Victor Davis Hanson thinks we need a cultural overhaul at the State Department:
Because our diplomatic experts so often graduated from our elite universities, they believed that before shooting back it was always wise to examine the social and economic conditions — read Western exploitation — that might have encouraged such anti-American behavior in the first place. Moreover, we usually were willing to implore our clients to let us spend billons of dollars on them and risk in their defense thousands of American lives.
We routinely would worry about riling the world in order to put troops in harm’s way to protect nations that were privately relieved and publicly hostile. Those voices that urged that it was wiser for America — given the nature of man — to be a little unpredictable, perhaps even volatile at times, and, like the Greeks of old, to punish enemies and help friends, were caricatured as Rambos and simpletons who did not understand the complexities of diplomacy, a supposedly higher art than the rules of the factory, farm, or neighborhood corner.

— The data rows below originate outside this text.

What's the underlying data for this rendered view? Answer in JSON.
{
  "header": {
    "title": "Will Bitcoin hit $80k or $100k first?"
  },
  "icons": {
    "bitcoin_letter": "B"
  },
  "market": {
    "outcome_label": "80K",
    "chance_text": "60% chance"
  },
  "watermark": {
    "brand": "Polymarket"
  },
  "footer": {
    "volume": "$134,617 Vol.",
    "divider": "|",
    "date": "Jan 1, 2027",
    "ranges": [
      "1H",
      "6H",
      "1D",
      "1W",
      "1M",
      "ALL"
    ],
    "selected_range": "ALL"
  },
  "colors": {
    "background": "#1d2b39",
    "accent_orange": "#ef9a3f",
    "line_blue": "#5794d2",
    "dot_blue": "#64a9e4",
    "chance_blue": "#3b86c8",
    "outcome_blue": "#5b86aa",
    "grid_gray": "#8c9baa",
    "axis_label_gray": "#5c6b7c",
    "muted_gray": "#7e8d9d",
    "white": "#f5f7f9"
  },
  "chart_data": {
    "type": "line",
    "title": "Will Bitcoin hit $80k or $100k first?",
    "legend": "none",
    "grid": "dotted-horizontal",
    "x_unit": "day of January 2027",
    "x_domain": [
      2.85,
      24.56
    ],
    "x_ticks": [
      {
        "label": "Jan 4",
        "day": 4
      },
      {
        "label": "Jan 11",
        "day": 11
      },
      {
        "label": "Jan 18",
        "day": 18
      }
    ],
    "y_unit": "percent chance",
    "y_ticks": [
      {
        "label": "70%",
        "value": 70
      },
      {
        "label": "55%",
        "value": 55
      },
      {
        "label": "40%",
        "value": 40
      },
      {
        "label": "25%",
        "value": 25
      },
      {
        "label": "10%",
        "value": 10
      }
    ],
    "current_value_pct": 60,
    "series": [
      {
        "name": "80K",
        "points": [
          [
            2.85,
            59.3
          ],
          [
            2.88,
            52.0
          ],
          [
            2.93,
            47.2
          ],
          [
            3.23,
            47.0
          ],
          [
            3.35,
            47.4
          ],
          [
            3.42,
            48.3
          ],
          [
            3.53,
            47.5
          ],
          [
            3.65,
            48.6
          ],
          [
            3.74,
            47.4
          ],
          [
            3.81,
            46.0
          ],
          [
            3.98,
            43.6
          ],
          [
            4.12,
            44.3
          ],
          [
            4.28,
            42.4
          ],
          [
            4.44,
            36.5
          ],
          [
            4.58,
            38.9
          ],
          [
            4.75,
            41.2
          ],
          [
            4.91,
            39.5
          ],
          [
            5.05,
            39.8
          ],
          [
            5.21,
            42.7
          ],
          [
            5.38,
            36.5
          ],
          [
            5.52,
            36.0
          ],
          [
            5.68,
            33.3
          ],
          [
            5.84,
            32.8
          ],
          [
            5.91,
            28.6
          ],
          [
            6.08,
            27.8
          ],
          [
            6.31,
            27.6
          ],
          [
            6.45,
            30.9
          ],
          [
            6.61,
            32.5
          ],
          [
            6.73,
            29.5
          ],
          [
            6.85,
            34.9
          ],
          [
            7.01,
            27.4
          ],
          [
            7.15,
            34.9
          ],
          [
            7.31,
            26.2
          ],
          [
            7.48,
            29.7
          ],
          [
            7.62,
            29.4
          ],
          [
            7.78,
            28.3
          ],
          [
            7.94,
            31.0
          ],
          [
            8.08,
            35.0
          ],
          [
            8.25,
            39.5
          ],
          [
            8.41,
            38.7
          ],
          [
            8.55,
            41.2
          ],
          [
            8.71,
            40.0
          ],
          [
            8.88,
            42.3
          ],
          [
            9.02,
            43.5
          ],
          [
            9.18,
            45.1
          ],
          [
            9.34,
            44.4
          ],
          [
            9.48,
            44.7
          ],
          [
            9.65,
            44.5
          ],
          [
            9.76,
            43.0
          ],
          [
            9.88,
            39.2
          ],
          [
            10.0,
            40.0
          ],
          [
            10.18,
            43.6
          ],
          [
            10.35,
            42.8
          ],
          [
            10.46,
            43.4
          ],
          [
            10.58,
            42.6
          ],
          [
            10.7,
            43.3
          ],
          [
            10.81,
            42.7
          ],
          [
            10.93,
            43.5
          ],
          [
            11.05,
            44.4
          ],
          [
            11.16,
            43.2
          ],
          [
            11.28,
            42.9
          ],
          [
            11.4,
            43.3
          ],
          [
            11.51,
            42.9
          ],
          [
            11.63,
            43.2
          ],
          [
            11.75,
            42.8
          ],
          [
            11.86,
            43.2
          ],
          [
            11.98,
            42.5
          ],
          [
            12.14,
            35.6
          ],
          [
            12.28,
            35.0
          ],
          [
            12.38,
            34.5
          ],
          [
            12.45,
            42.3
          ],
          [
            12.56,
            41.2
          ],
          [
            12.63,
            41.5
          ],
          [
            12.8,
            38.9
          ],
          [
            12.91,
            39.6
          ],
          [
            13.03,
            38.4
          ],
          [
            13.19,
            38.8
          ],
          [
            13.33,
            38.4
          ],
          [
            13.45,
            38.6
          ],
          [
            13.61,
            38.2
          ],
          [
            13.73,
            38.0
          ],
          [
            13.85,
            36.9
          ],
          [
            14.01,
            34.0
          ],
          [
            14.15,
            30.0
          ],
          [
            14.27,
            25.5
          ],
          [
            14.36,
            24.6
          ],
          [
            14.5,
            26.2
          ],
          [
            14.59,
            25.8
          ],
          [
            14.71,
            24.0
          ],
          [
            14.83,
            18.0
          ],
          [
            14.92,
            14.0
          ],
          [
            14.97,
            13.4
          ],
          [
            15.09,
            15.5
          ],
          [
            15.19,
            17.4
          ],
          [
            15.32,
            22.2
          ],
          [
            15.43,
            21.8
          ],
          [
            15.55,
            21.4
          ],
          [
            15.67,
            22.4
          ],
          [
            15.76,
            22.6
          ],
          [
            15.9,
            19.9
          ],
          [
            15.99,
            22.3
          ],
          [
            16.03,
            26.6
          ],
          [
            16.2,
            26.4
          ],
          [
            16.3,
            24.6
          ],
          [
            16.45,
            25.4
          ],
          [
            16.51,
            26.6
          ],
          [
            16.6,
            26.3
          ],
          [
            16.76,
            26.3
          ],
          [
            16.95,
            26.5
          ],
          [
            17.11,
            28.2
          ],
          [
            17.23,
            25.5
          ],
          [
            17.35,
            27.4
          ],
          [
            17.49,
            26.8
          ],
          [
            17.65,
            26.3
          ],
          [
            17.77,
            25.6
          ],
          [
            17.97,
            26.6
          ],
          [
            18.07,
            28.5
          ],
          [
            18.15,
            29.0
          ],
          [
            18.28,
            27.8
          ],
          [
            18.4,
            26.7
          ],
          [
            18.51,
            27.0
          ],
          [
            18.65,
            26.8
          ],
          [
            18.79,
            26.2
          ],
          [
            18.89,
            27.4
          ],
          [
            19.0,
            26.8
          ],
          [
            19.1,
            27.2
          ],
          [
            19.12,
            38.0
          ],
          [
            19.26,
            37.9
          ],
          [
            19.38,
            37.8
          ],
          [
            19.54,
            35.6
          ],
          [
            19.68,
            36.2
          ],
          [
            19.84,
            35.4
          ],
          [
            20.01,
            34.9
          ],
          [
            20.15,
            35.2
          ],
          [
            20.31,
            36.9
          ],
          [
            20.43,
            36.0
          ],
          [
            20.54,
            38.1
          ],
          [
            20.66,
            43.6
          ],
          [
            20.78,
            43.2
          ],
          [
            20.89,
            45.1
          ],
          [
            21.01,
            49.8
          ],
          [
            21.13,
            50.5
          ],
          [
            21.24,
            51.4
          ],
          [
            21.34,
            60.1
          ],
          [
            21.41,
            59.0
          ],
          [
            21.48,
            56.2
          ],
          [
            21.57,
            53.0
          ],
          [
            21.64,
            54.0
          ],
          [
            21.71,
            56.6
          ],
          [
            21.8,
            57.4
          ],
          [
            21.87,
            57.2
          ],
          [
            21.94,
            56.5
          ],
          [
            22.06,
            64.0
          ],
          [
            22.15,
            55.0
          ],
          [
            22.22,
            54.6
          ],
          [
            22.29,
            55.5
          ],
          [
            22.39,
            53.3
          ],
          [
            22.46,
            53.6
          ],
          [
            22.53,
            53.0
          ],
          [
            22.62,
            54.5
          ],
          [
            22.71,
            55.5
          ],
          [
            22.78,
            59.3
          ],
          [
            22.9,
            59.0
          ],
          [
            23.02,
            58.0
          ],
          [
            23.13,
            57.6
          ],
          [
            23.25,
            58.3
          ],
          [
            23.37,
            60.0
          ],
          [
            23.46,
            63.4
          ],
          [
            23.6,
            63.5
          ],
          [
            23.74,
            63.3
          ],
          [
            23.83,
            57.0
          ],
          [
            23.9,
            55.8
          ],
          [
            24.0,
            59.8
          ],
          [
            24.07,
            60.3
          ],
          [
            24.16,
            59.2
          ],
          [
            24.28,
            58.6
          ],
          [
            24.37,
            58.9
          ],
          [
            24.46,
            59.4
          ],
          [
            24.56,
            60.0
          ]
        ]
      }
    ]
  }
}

Unfortunately, the world soon caught on to us predictable and unimaginative Americans and mastered this strange game far better than we ever did.
He then details how both enemies and erstwhile allies have taken advantage of our reluctance to be perceived as a superpowered bully.
Hanson believes that the Bush team has changed this, presumably forever:
Unfortunately, two strange events transpired that should not have, undoing all the old rules. On September 11, 2001, 3,000 Americans were murdered en masse at a time of peace — in our planes, in our most iconic buildings, and at the center of American military power. And worse still for terrorists, faux-allies, and triangulators, our president was a Texan inexperienced with the game’s nuances — not a liberal Democrat who wanted to be liked abroad or a seasoned Republican congressional alumnus who wanted to preserve the old rules. Stranger still, President Bush surrounded himself with a different kind of person — the kind who, in a crisis, offers one reason why we should act, rather than 1,000 excuses why we should not.
And so, all bets are off. Bases, alliances, institutions, friendships, immigration policy, easily duped Americans — nothing can be taken for granted anymore.
The board has been abruptly wiped clean. The game’s up.
While I find the historical analysis to be interesting, I’m not sold on Hanson’s predictions. For one thing, bureaucracies are famously resistant to change. The State Department regulars hold the short-timers that staff any Administration in contempt; this is much more true when the Republicans are in charge. (See this post for an example.) Furthermore, I’m not sure that the Bush Administration has really changed things that much. The president allowed Colin Powell and company hijack the Iraq War process, sending us hat in hand to the United Nations only to both embarrass us and embroil us in the WMD inspections regime controversy.